Cela rend d'autant plus difficile le choix des logiciels (de nombreux freewares et sharewares sont disponibles sur Internet en téléchargement), tous n'affichant pas des performances identiques. Pour information, l'algorithme de compression du MiniDisc, l'Atrac de Sony (aujourd'hui en version 4.5), bénéficie du même avantage. Précisons enfin que les temps d'encodage sont sensiblement plus élevés que les temps de décodage. D'autre part, sauf à en réduire considérablement la qualité, les encodeurs sont encore loin, sur les ordinateurs “grand public”, de travailler en temps réel.

Bas les masques

Comme beaucoup d'autres algorithmes, le MPEG tire parti du célèbre effet psychoacoustique de masquage. Schématiquement, on considère comme non perceptibles, et donc susceptibles d'être éliminés, des sons de faible amplitude masqués par des sons de forte amplitude dans la même zone spectrale. A l'instar de procédés tels le Dolby AC-2/AC-3, le Real Audio, l'Atrac..., le MPEG, pour procéder à la compression, découpe le signal en plusieurs bandes de fréquences. Les anglo-saxons parlent de “subband coding”.

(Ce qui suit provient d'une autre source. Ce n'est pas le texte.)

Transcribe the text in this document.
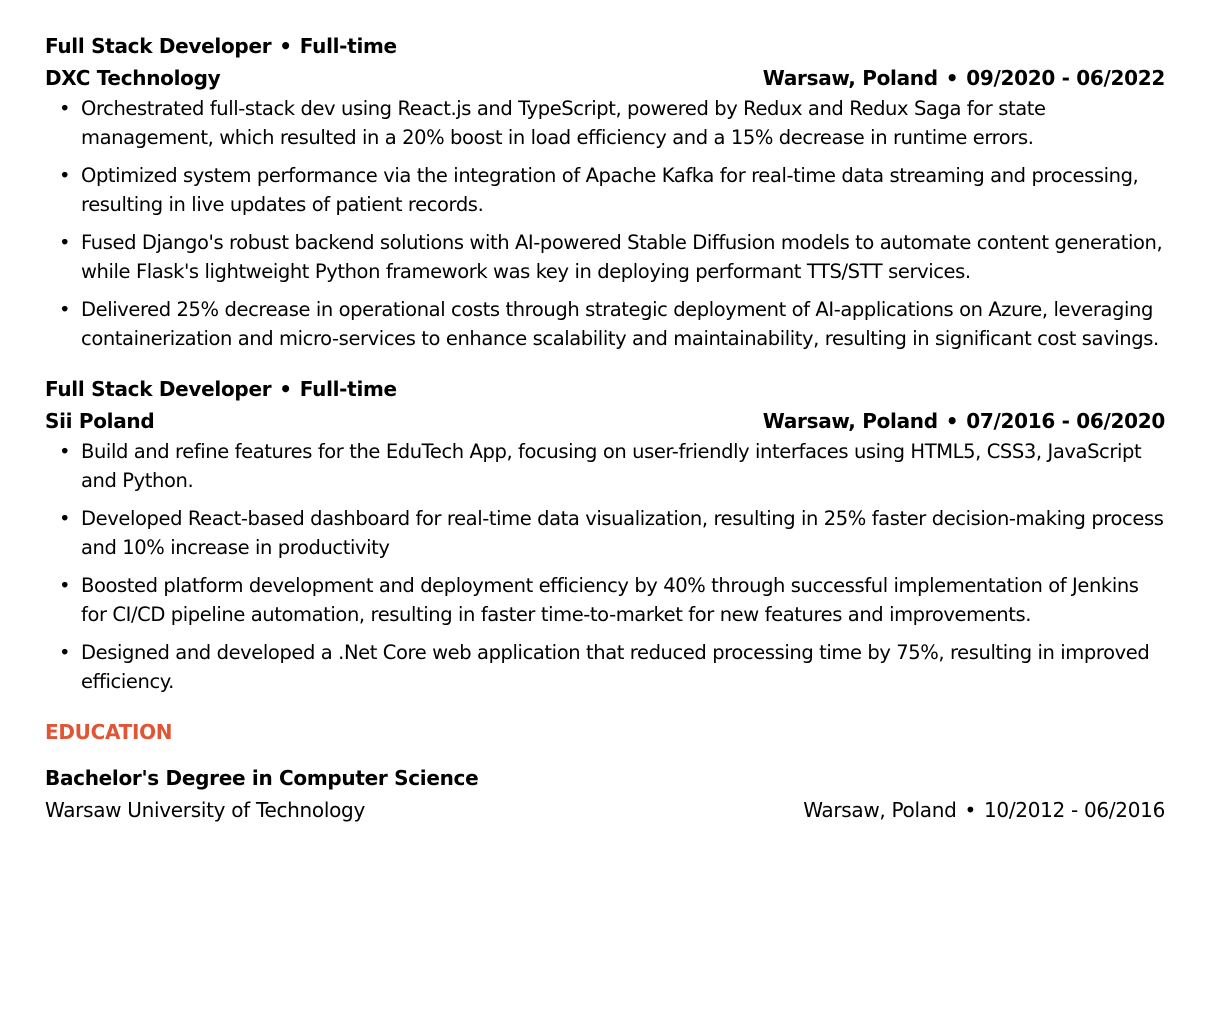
Full Stack Developer • Full-time
DXC Technology	Warsaw, Poland • 09/2020 - 06/2022
• Orchestrated full-stack dev using React.js and TypeScript, powered by Redux and Redux Saga for state management, which resulted in a 20% boost in load efficiency and a 15% decrease in runtime errors.
• Optimized system performance via the integration of Apache Kafka for real-time data streaming and processing, resulting in live updates of patient records.
• Fused Django's robust backend solutions with AI-powered Stable Diffusion models to automate content generation, while Flask's lightweight Python framework was key in deploying performant TTS/STT services.
• Delivered 25% decrease in operational costs through strategic deployment of AI-applications on Azure, leveraging containerization and micro-services to enhance scalability and maintainability, resulting in significant cost savings.
Full Stack Developer • Full-time
Sii Poland	Warsaw, Poland • 07/2016 - 06/2020
• Build and refine features for the EduTech App, focusing on user-friendly interfaces using HTML5, CSS3, JavaScript and Python.
• Developed React-based dashboard for real-time data visualization, resulting in 25% faster decision-making process and 10% increase in productivity
• Boosted platform development and deployment efficiency by 40% through successful implementation of Jenkins for CI/CD pipeline automation, resulting in faster time-to-market for new features and improvements.
• Designed and developed a .Net Core web application that reduced processing time by 75%, resulting in improved efficiency.
EDUCATION
Bachelor's Degree in Computer Science
Warsaw University of Technology	Warsaw, Poland • 10/2012 - 06/2016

Autre particularité : les taux de compression offerts par le MPEG sont variables. Toutefois, on ne les choisit pas directement : ils découlent du débit qui lui, se sélectionne... en fonction d'un objectif à atteindre. Plus ce débit est faible, plus la compression est élevée, bien sûr. En admettant que l'on souhaite encoder un signal stéréo 16 bits/44,1 kHz pour qu'il “tienne” dans une bande passante de 320 kbps (kilobits par seconde), le taux de compression sera d'environ 4,31 (rappelons qu'en 16 bits / 44,1 kHz le débit avoisine les 1,4 mbps).

La partie audio du MPEG-1 permet de compresser des signaux selon quatre modes : mono, double mono (deux canaux indépendants dans un même flux), stéréo et “joint stero” (la compression tire alors parti des redondances entre canaux gauche et droit). Par ailleurs, le standard se décompose en trois couches, ou Layers, de complexité croissante. Les deux premiers sont dérivés du MUSICAM (développé par le CCETT, Philips et l'IRT), et le troisième, de l'ASPEC (développé par le Frauenhofer Institute). Contrairement aux phases, numérotées avec des chiffres Arabes, les couches utilisent des chiffres Romains. On parle de MPEG-1 Layer I, de MPEG-1 Layer II et de MPEG-1 Layer III.